Abstract:
Thesaurus is a reference of words or of information about a particular field or set of concepts, especially, a tome of words and their synonyms or a list of subject-headings or descriptors usually with a cross-reference system for use in the organization of a collectionof documents for reference and retrieval. One of the major problems of modern information retrieval systems is the vocabulary problem that concerns with the discrepancies between terms used for describing documents and the terms used by the searcher to describe their information need which forms the information overload or information mismatch. One way of handling the vocabulary problem is using a thesaurus that shows the relationships between terms and query expansion which provides us the alternative terms for query to improve the effectiveness of retrieval. Since the manual thesaurus construction is a labor-intensive task and hence also expensive to build and hard to update in timely manner, Afan Oromo automatic thesaurus is implemented by using the term-clustering approach. In this research, 36869 selected words from the collected document are used and are suggested to improve the expansion process and to get more relevance documents for the user's query.

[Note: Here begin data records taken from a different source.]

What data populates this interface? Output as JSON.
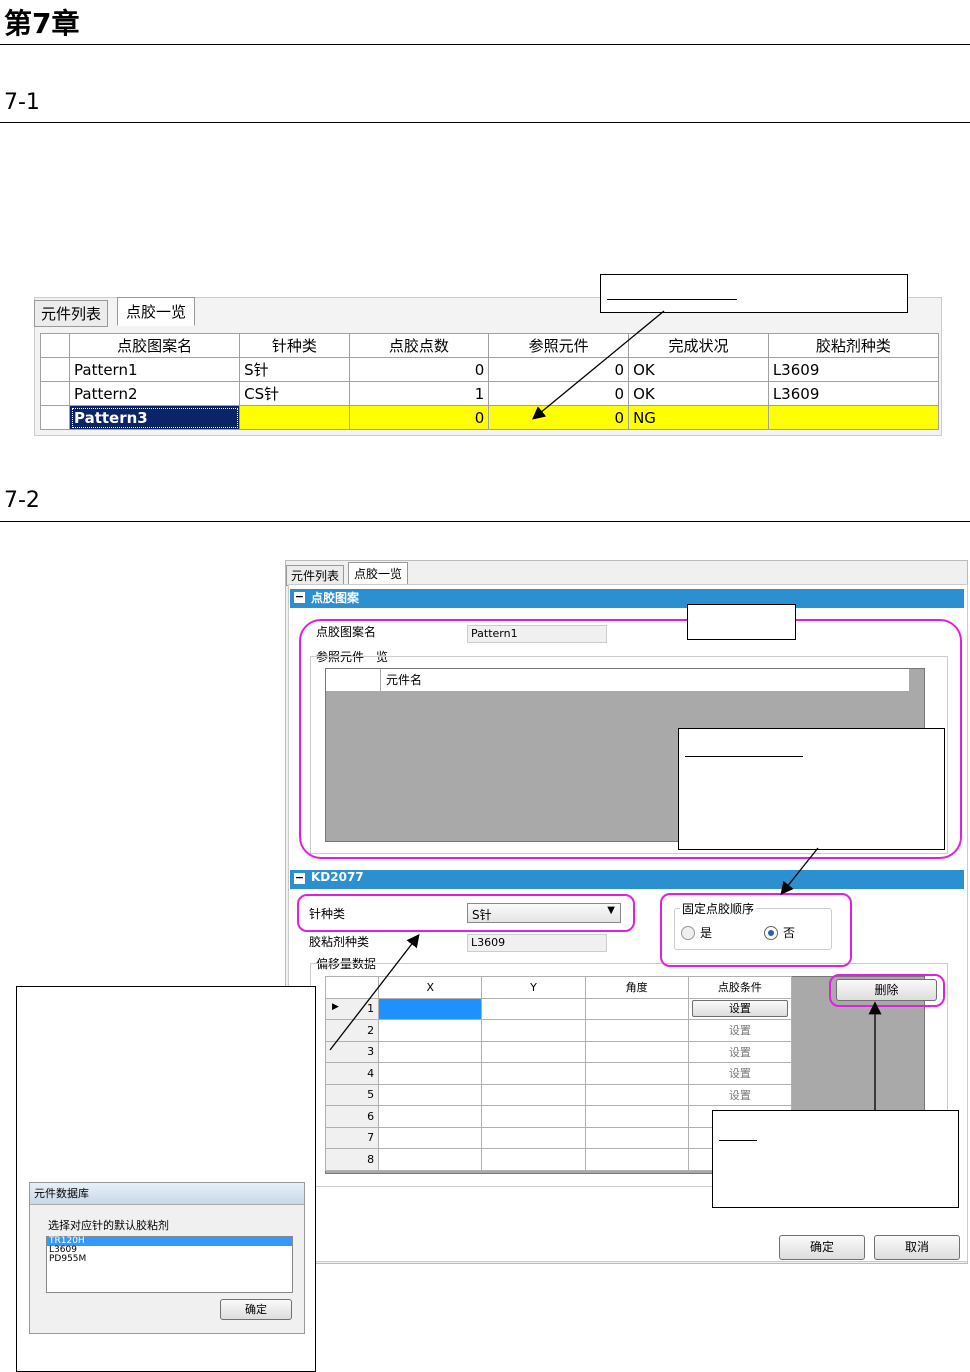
{
  "chapter": {
    "title": "第7章"
  },
  "section1": {
    "heading": "7-1",
    "tabs": [
      "元件列表",
      "点胶一览"
    ],
    "columns": [
      "点胶图案名",
      "针种类",
      "点胶点数",
      "参照元件",
      "完成状况",
      "胶粘剂种类"
    ],
    "rows": [
      [
        "Pattern1",
        "S针",
        "0",
        "0",
        "OK",
        "L3609"
      ],
      [
        "Pattern2",
        "CS针",
        "1",
        "0",
        "OK",
        "L3609"
      ],
      [
        "Pattern3",
        "",
        "0",
        "0",
        "NG",
        ""
      ]
    ]
  },
  "section2": {
    "heading": "7-2",
    "tabs": [
      "元件列表",
      "点胶一览"
    ],
    "panel1": {
      "title": "点胶图案",
      "pattern_name_label": "点胶图案名",
      "pattern_name_value": "Pattern1",
      "ref_list_label": "参照元件一览",
      "ref_list_column": "元件名"
    },
    "panel2": {
      "title": "KD2077",
      "needle_label": "针种类",
      "needle_value": "S针",
      "adhesive_label": "胶粘剂种类",
      "adhesive_value": "L3609",
      "fixed_order_label": "固定点胶顺序",
      "radio_yes": "是",
      "radio_no": "否",
      "offset_label": "偏移量数据",
      "offset_columns": [
        "X",
        "Y",
        "角度",
        "点胶条件"
      ],
      "offset_rows": [
        "1",
        "2",
        "3",
        "4",
        "5",
        "6",
        "7",
        "8"
      ],
      "set_label": "设置",
      "delete_label": "删除"
    },
    "ok_label": "确定",
    "cancel_label": "取消",
    "dialog": {
      "title": "元件数据库",
      "prompt": "选择对应针的默认胶粘剂",
      "options": [
        "TR120H",
        "L3609",
        "PD955M"
      ],
      "selected": "TR120H",
      "ok_label": "确定"
    }
  },
  "colors": {
    "highlight_row": "#ffff00",
    "callout_border": "#e020e0",
    "panel_bar": "#2c8fd0",
    "selected_cell": "#1e90ff"
  }
}
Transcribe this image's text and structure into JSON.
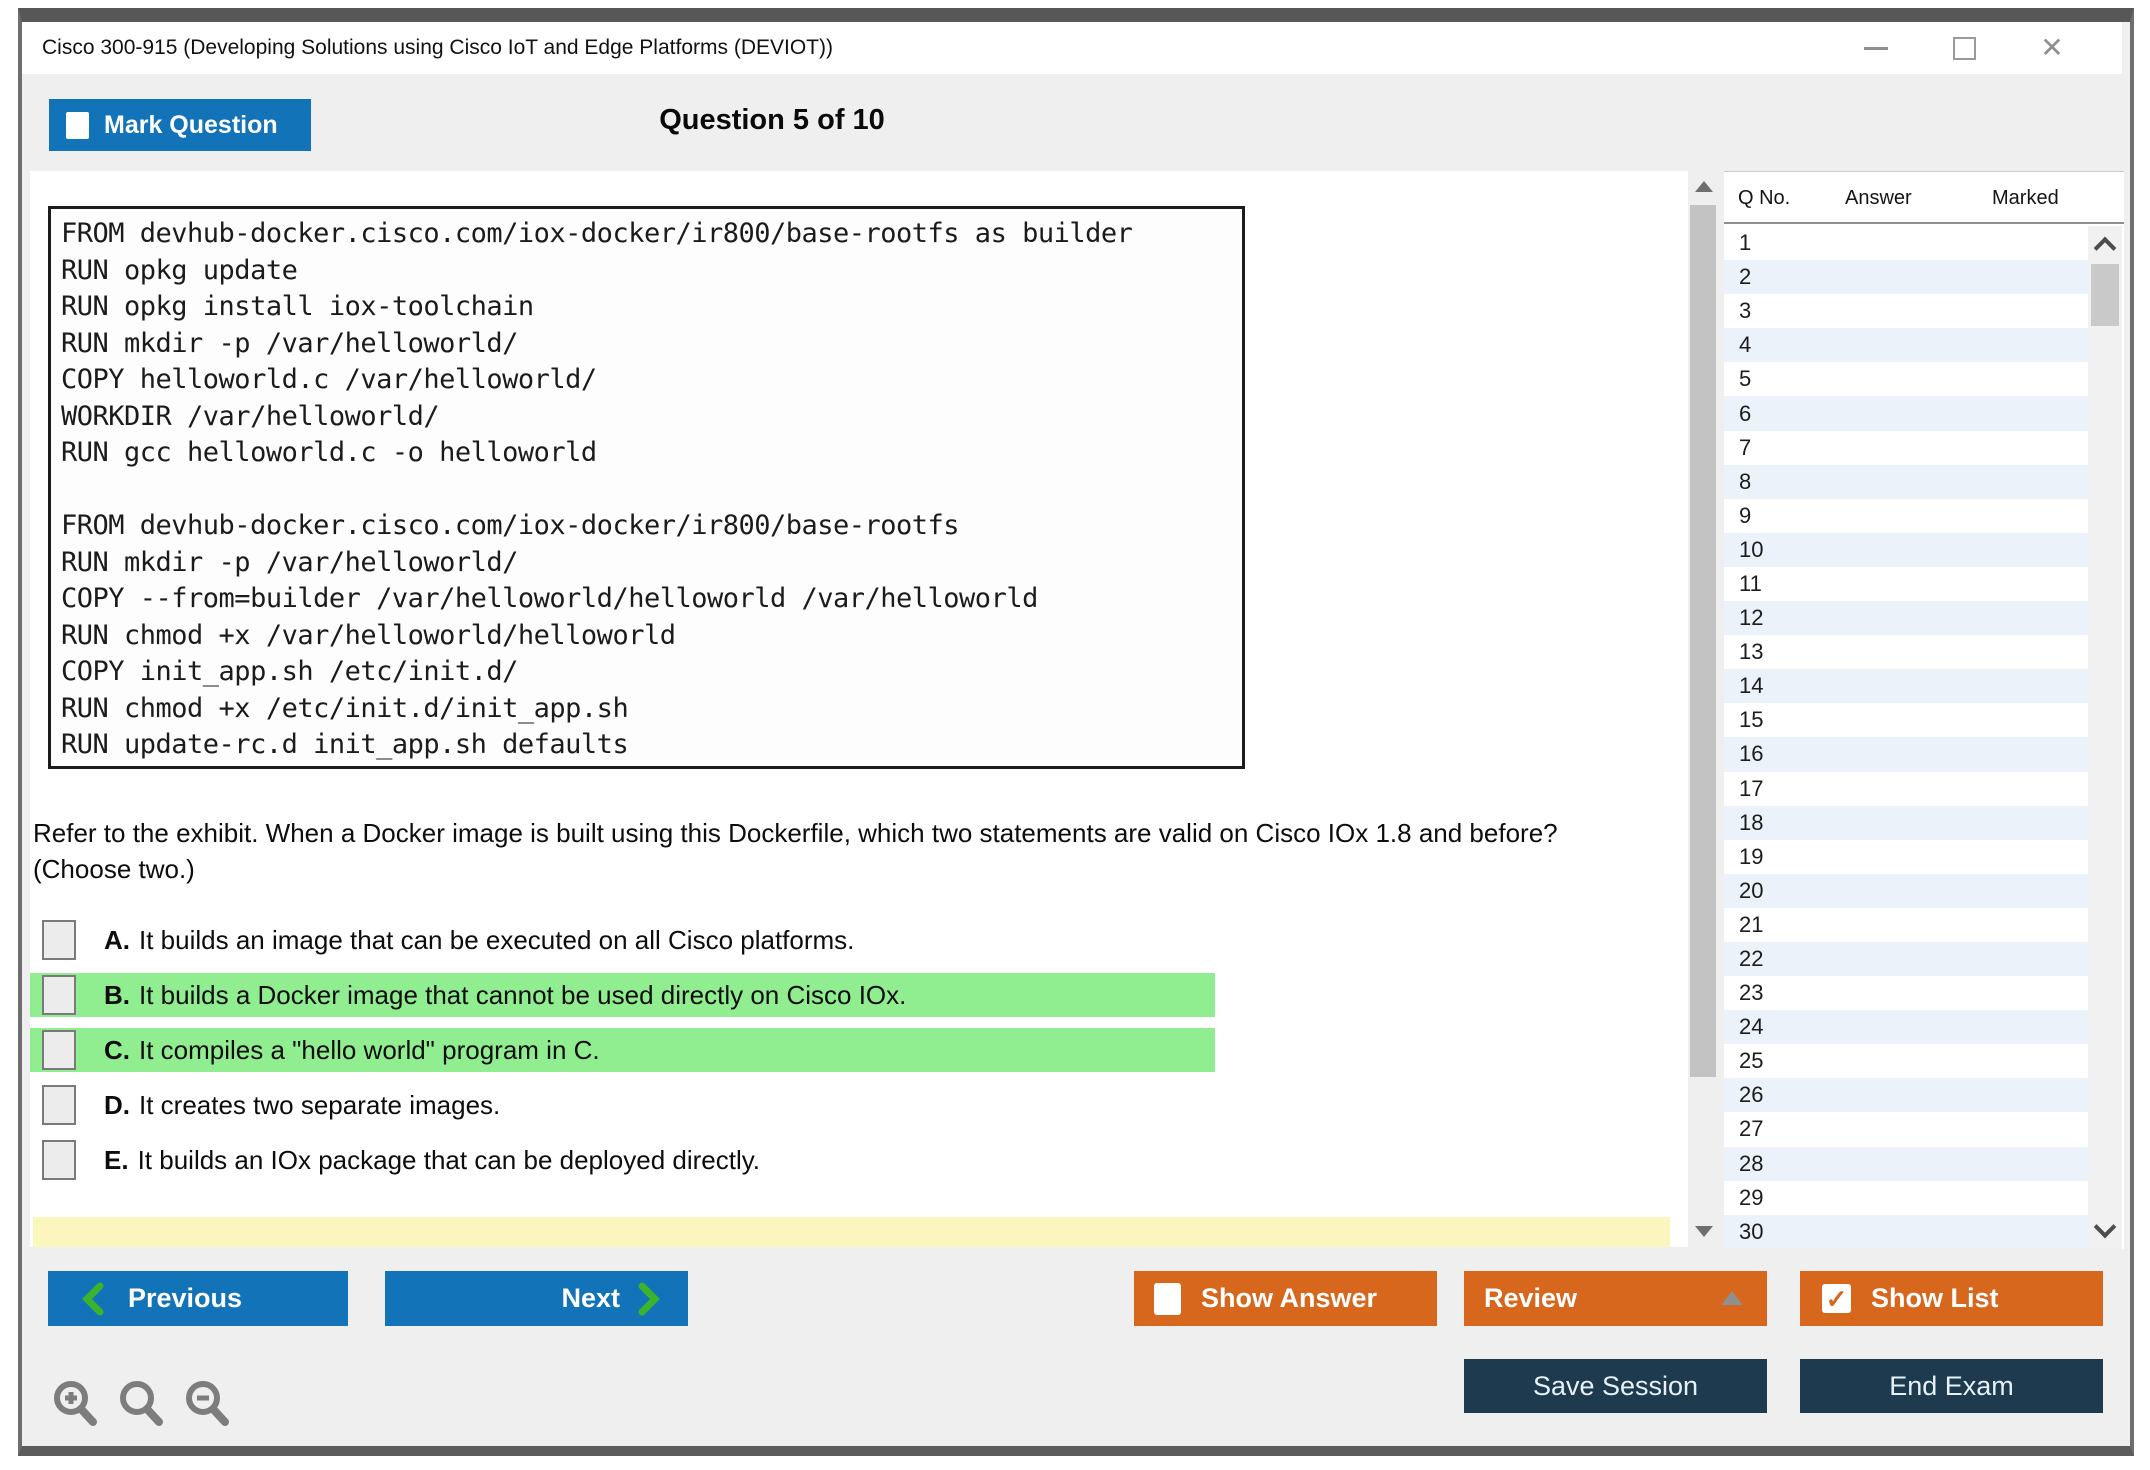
{
  "window": {
    "title": "Cisco 300-915 (Developing Solutions using Cisco IoT and Edge Platforms (DEVIOT))",
    "controls": {
      "minimize_icon": "minimize-line",
      "maximize_icon": "maximize-square",
      "close_icon": "✕"
    }
  },
  "header": {
    "mark_question_label": "Mark Question",
    "question_counter": "Question 5 of 10"
  },
  "exhibit": {
    "lines": [
      "FROM devhub-docker.cisco.com/iox-docker/ir800/base-rootfs as builder",
      "RUN opkg update",
      "RUN opkg install iox-toolchain",
      "RUN mkdir -p /var/helloworld/",
      "COPY helloworld.c /var/helloworld/",
      "WORKDIR /var/helloworld/",
      "RUN gcc helloworld.c -o helloworld",
      "",
      "FROM devhub-docker.cisco.com/iox-docker/ir800/base-rootfs",
      "RUN mkdir -p /var/helloworld/",
      "COPY --from=builder /var/helloworld/helloworld /var/helloworld",
      "RUN chmod +x /var/helloworld/helloworld",
      "COPY init_app.sh /etc/init.d/",
      "RUN chmod +x /etc/init.d/init_app.sh",
      "RUN update-rc.d init_app.sh defaults"
    ]
  },
  "question": {
    "text": "Refer to the exhibit. When a Docker image is built using this Dockerfile, which two statements are valid on Cisco IOx 1.8 and before? (Choose two.)"
  },
  "options": [
    {
      "letter": "A.",
      "text": "It builds an image that can be executed on all Cisco platforms.",
      "state": ""
    },
    {
      "letter": "B.",
      "text": "It builds a Docker image that cannot be used directly on Cisco IOx.",
      "state": "highlight"
    },
    {
      "letter": "C.",
      "text": "It compiles a \"hello world\" program in C.",
      "state": "highlight"
    },
    {
      "letter": "D.",
      "text": "It creates two separate images.",
      "state": ""
    },
    {
      "letter": "E.",
      "text": "It builds an IOx package that can be deployed directly.",
      "state": ""
    }
  ],
  "question_list": {
    "headers": [
      "Q No.",
      "Answer",
      "Marked"
    ],
    "rows": [
      "1",
      "2",
      "3",
      "4",
      "5",
      "6",
      "7",
      "8",
      "9",
      "10",
      "11",
      "12",
      "13",
      "14",
      "15",
      "16",
      "17",
      "18",
      "19",
      "20",
      "21",
      "22",
      "23",
      "24",
      "25",
      "26",
      "27",
      "28",
      "29",
      "30"
    ]
  },
  "footer": {
    "previous_label": "Previous",
    "next_label": "Next",
    "show_answer_label": "Show Answer",
    "review_label": "Review",
    "show_list_label": "Show List",
    "save_session_label": "Save Session",
    "end_exam_label": "End Exam",
    "show_list_check_glyph": "✓"
  },
  "icons": {
    "previous_chevron": "chevron-left-green",
    "next_chevron": "chevron-right-green",
    "review_caret": "triangle-up-gray",
    "zoom_in": "magnifier-plus",
    "zoom_reset": "magnifier",
    "zoom_out": "magnifier-minus",
    "scroll_arrows": "triangle-up/triangle-down",
    "list_scroll_arrows": "chevron-up/chevron-down"
  },
  "colors": {
    "accent_blue": "#1273b8",
    "accent_orange": "#d8671e",
    "navy": "#1e3a4e",
    "answer_highlight_green": "#90ee90",
    "row_alt_blue": "#ebf2f9",
    "partial_row_yellow": "#faf6bd",
    "chevron_green": "#3cb32c"
  }
}
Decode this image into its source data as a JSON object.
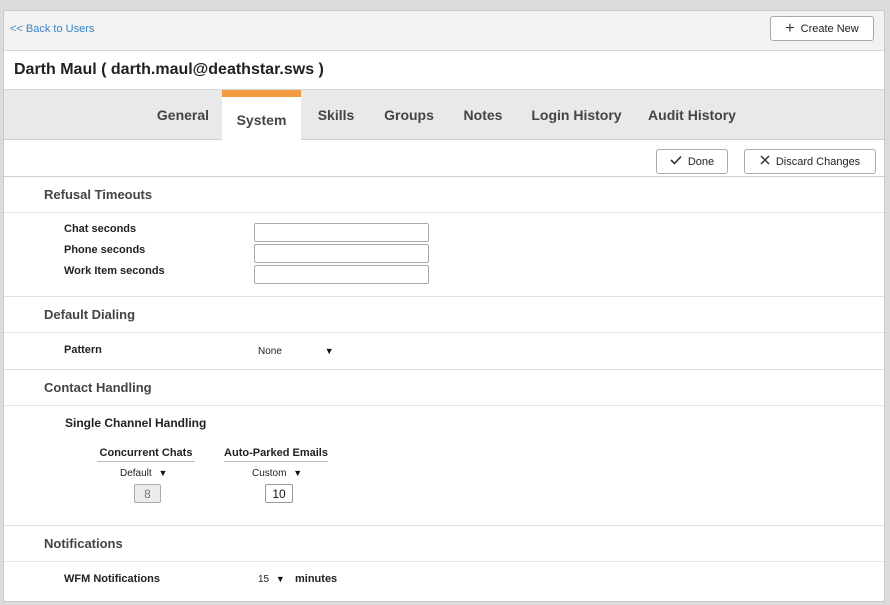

The performance of the experiment is very encouraging and promising as the accuracy of the system performance is 56.6% on Afan Oromo documents. And also 73.11% of the terms in the collection are registered to be similar. More challenge here is, the complexity of Afan Oromo which results in under or over stemmed and this is due to the non-proper preprocessing of the document. The performance and the accuracy of this system is improved if the document is properly preprocessed and more effective in large collections over multiple domains. The quality of the cluster is measured by intra-cluster and interclustering techniques and the result registers 1.33.